KARŞILARINDA ORDU BEKLEYEN RUSLAR ŞAŞKINLIK İÇERİSİNE GİRİYOR

Anlatılan sözlü tarihin son derece önemli olduğunun altını çizen İsmail Yurttaş; ”Bizlere büyüklerimizin anlattığı olaya göre, Ruslar buraya geldiğinde karşılarında ordu değil de mezar taşı olduğunu görünce büyük bir şaşkınlık içerisine giriyorlar. Ve kaybettikleri zamana da yanıyorlar. Çünkü o zamanı burada kaybetmeseler Ahlat’ta kalmış olan insanları öldürme şansları olabilirdi. Sonuçta karşılarında ordu bekleyen Ruslar, gördükleri manzara karşısında şaşkınlık içerisine giriyorlar.
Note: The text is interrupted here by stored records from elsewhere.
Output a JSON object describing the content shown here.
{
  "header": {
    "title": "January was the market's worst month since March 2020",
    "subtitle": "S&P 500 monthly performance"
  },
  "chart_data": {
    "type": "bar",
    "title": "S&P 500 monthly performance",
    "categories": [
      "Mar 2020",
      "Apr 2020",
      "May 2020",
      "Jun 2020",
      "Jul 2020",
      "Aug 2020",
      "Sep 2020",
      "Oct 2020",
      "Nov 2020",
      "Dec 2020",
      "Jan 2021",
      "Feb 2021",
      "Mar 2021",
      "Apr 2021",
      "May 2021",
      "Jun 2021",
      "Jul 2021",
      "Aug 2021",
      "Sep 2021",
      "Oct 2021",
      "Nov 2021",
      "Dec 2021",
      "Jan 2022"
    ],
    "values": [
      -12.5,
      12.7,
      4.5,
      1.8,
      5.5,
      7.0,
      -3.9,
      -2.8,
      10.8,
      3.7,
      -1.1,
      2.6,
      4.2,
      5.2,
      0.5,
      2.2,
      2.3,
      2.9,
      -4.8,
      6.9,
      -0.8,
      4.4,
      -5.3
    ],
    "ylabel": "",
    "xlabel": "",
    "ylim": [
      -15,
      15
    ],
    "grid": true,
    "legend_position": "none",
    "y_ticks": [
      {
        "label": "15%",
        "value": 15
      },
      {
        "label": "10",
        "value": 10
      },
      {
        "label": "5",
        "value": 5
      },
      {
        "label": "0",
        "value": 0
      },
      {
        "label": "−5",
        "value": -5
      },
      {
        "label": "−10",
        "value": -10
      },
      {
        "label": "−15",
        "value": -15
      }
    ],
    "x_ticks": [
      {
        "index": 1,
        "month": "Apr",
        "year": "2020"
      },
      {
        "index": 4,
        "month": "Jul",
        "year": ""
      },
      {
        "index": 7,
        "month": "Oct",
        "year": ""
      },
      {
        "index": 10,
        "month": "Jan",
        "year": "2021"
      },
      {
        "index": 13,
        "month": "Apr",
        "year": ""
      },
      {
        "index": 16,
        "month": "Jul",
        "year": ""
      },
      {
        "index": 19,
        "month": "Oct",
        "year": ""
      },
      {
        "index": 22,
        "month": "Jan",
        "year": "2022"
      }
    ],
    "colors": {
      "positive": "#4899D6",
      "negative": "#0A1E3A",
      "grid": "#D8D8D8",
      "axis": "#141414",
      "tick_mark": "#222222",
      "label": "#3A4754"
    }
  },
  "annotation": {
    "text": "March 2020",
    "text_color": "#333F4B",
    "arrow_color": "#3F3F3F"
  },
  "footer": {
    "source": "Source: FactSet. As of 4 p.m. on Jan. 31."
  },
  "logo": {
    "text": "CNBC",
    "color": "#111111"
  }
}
SELÇUKLU MEZARLIĞI VE ABİDEVİ MEZAR TAŞLARI

Anadolu’nun Orhun abideleri olarak da nitelendirilen ve 200 dönüm alana kurulan Selçuklu Mezarlığı, yalnızca Anadolu’nun değil, tüm İslam dünyasının en büyük mezarlığı olarak biliniyor. Mezar taşları ait oldukları dönemdeki inançlar ve tarih açısından büyük ipuçlarını veriyor. Geometrik şekiller, bitkisel motifler, rumi ve palmetler, ejder başlıklar, mukarnas ve nişler ile tezyin edilmiş mezar taşları, Asya tesiri ile Orhun Anıtları’nı andırıyor. Burada birtakım meslek grupları, ileri gelenler, yöneticiler, kadılar olduğu da taşlardan öğreniliyor. Taşların 4,5 metreyi aşan yüksekliklerinin Orta Asya ile yakın alakası olduğuna değiniliyor. Dünyanın en büyük tarihi Müslüman Mezarlığı konumunda olan Selçuklu Mezarlığı’nda, Ahlat Selçuklu Fotoğrafçılık Kulübü’nün çektiği fotoğraflarla tespit edilen 8 bin 169 adet abidevi mezar taşı bulunuyor.